Manfred Oeming wurde uns empfohlen: Verstehenslehre der Bibel.
Eine große Erweiterung der Einsicht. Siebzehn verschiedene Zugänge von der historisch-kritischen Exegese bis zur Existentialen Interpretation listet er auf. Ein paar spannende Zugänge zum vorhandenen Text, auch C.S.Childs lässt er Gerechtigkeit widerfahren. Sogar ein Kapitel über fundamentalistische Bibelauslegung mit liebevoll distanziertem Blick. Er findet es bedenklich in Pfarrkonvente zu kommen, in denen der historischen Tiefendimension überhaupt keine Beachtung mehr geschenkt wird. Auf keine der Methoden möchte er verzichten, wenngleich er nahezu bei jedem Zugang ein kritisches Fündlein findet.

Ich verstehe, dass er gern in IDEA Spektrum zitiert wird: Vor allem den kritischen Zugängen begegnet er mit Ideologieverdacht: die Befreiungstheologen ordnet er in einen westeuropäisch(-dekadent?)en Zusammenhang ein; Marxistische Anleihen kann er vom ideologischen Hintergrund dezidiert nicht trennen. Immerhin die Existenz der Junia als Apostelin scheint ihm als feministisches Fündlein festzustehen. Und Bibliodrama hat er offensichtlich selbst schon praktiziert.

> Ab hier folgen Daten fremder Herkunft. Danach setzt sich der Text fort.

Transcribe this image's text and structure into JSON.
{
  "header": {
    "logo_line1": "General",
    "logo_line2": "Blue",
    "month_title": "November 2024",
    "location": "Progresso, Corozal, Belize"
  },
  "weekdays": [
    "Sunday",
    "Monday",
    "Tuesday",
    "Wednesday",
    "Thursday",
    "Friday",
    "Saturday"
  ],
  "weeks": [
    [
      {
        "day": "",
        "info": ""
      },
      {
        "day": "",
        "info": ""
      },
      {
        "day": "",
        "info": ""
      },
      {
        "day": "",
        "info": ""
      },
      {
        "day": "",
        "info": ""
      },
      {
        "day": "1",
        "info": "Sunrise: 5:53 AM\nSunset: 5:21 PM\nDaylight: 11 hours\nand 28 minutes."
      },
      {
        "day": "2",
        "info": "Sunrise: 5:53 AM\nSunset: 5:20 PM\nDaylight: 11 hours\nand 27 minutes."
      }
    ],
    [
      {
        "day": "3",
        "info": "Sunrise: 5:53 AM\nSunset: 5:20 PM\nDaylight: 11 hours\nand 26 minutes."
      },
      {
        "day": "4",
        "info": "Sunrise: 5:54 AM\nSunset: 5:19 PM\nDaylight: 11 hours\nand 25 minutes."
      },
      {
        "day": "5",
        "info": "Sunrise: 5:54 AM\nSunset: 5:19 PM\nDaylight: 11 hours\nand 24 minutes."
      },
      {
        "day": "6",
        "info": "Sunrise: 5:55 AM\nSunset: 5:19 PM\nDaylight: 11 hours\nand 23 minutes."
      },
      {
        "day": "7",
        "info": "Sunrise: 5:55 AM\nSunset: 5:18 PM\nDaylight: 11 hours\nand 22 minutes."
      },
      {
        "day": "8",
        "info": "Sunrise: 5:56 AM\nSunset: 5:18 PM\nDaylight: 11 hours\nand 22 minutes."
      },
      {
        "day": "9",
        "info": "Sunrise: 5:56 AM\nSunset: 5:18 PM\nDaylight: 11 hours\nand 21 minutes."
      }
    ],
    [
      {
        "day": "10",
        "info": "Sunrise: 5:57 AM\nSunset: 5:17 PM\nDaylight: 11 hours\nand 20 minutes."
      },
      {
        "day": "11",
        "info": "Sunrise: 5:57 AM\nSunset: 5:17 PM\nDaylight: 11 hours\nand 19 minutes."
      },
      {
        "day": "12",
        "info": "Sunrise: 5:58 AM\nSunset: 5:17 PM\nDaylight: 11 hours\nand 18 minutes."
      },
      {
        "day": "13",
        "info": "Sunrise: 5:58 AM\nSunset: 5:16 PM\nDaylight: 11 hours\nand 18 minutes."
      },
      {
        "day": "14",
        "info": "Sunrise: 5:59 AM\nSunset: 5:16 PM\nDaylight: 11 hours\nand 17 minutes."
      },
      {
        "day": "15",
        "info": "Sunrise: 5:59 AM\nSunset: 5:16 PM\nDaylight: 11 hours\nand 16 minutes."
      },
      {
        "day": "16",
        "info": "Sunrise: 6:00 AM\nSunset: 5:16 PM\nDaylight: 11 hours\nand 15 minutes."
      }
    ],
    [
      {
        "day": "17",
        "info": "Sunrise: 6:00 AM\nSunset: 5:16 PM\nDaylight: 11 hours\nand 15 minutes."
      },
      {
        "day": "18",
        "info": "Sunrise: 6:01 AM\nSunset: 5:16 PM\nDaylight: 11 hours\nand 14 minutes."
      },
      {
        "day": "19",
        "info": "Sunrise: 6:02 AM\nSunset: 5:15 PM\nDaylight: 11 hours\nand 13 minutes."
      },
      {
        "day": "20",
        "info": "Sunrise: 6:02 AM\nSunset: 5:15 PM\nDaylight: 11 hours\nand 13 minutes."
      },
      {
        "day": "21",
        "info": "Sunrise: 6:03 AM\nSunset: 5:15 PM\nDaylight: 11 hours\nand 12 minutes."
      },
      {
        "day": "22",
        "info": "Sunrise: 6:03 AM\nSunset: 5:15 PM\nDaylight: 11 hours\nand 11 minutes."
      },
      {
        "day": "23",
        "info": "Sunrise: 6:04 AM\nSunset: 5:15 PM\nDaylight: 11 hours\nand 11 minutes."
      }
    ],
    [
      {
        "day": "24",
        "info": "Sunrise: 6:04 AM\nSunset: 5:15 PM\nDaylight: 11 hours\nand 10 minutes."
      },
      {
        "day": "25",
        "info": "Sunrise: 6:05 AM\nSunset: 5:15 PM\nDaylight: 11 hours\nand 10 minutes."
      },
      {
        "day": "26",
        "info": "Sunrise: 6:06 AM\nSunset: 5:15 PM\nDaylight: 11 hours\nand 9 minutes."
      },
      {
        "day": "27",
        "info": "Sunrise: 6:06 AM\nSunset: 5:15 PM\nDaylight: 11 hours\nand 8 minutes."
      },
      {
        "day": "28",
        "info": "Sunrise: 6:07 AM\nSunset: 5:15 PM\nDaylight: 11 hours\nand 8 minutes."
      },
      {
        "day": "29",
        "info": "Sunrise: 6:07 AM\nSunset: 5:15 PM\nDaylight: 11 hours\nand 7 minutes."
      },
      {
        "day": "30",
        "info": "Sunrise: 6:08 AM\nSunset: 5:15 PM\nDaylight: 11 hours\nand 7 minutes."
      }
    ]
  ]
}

Die Auswahl der Methode orientiert sich am Charakter des Textes, an der Person des Auslegers, aber auch an der Anwendungssituation: eine historisch-kritische Vorlesung mit Textkritik ist im Kindergottesdienst evident unangemessen; umgekehrt ist eine Erzählung für den Kindergottesdienst im Hörsaal deplatziert. Ob Theißen mit seinem "Schatten des Galiläers" wohl jemals im Hörsaal war?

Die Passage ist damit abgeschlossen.